Subject: Patch to dynamically adjust bge driver Rx interrupt thresholds
To: None <tech-kern@netbsd.org>
From: Jonathan Stone <jonathan@dsg.stanford.edu>
List: tech-kern
Date: 03/16/2004 09:54:06
The following patch is a back-port of proprietary code that allows for
dynamic adjustment of receive interrupt thresholds on the bge driver.

The original version used yet more proprietary code to monitor total
CPU usage, and auto-adjust the thresholds (up, down, or just fine)
accordingly. That code isn't released; so for NetBSD I'm assuming a
sysctl knob, either for all bge instances or (if there's an agreed
naming scheme, and template code I can reuse) for specific instances.

The iterator in the patch below shouldn't really be included; it just
iterates over all interfaces.

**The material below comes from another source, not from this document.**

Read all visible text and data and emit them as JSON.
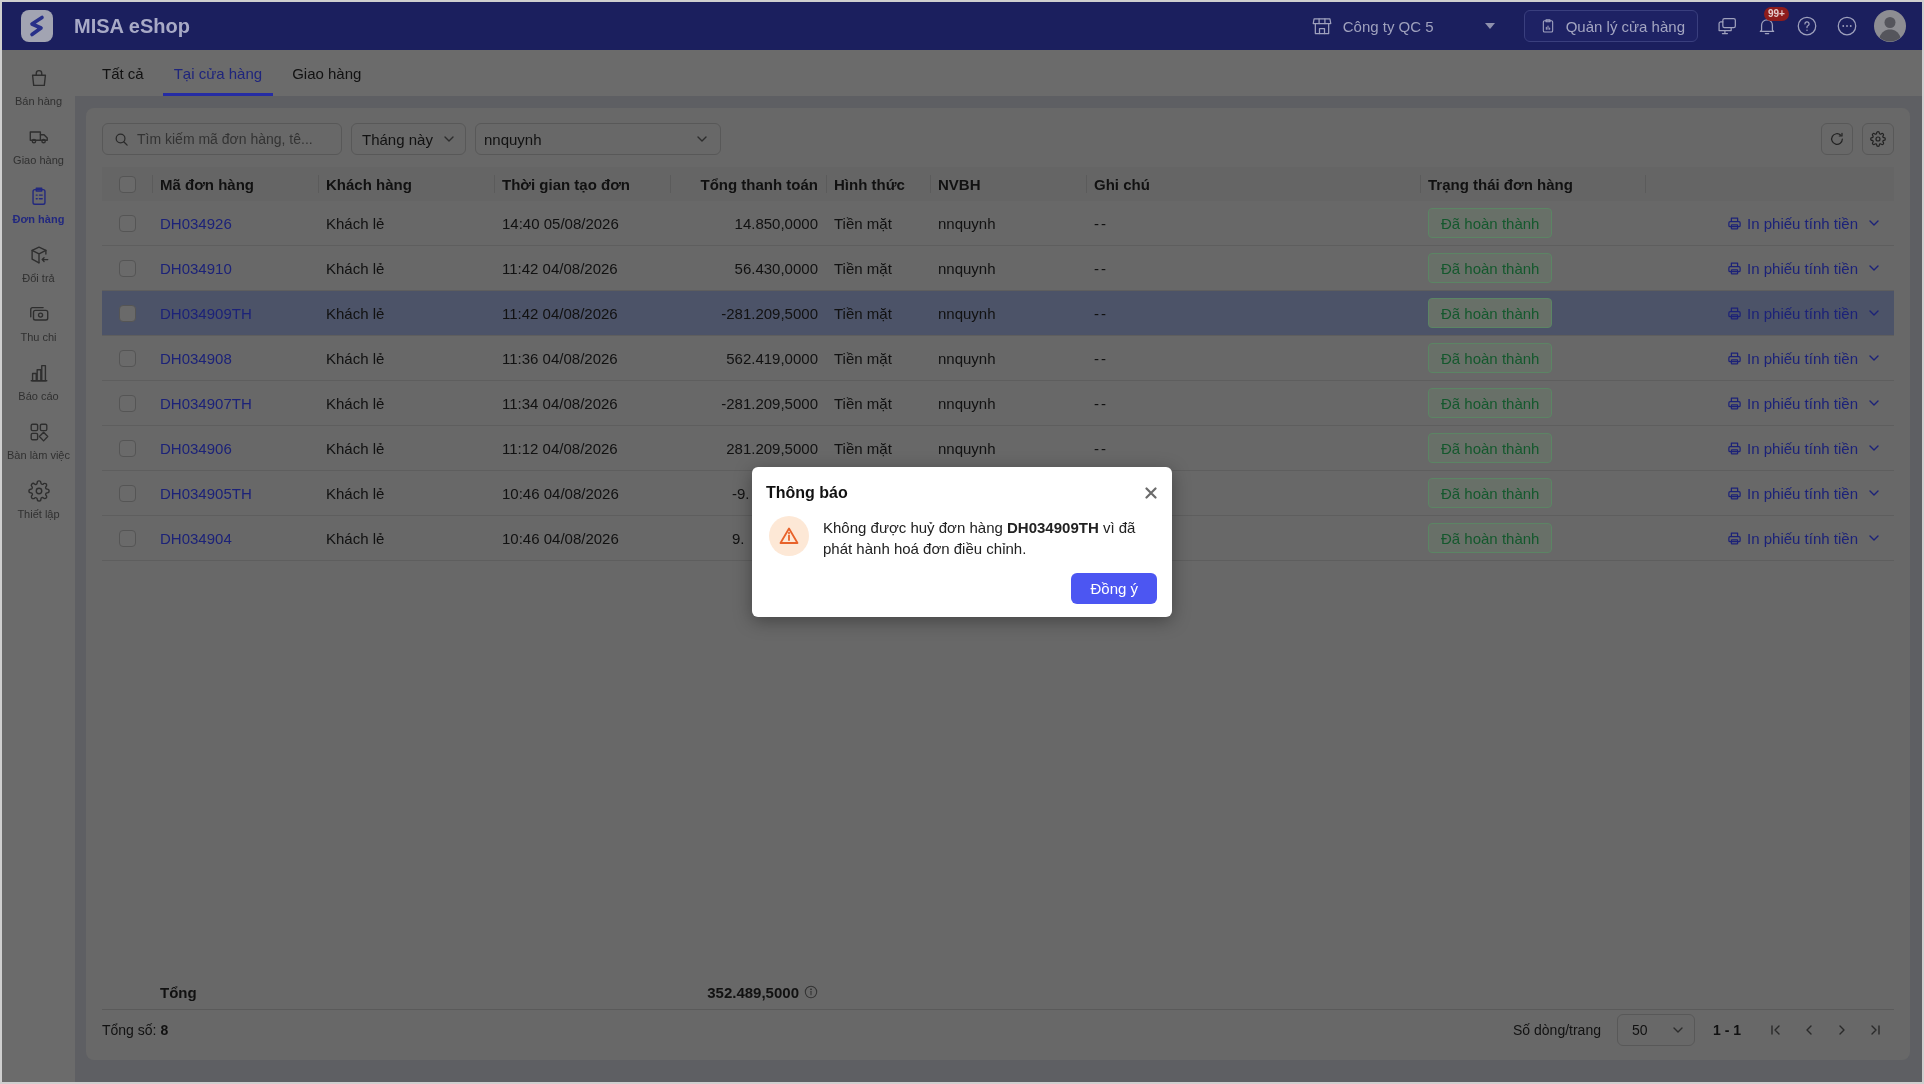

I know there's a cleaner way to iterate
over just all bge instances (rusty memory of finding bge_cd and
iterating over cd_ndevs instances?), but I'd appreciate a quick
reminder of the currently-approved way to do that; I didn't find an
example in a very quick skim.  Examples with a permanent,
device-specific sysctl would be even nicer :-).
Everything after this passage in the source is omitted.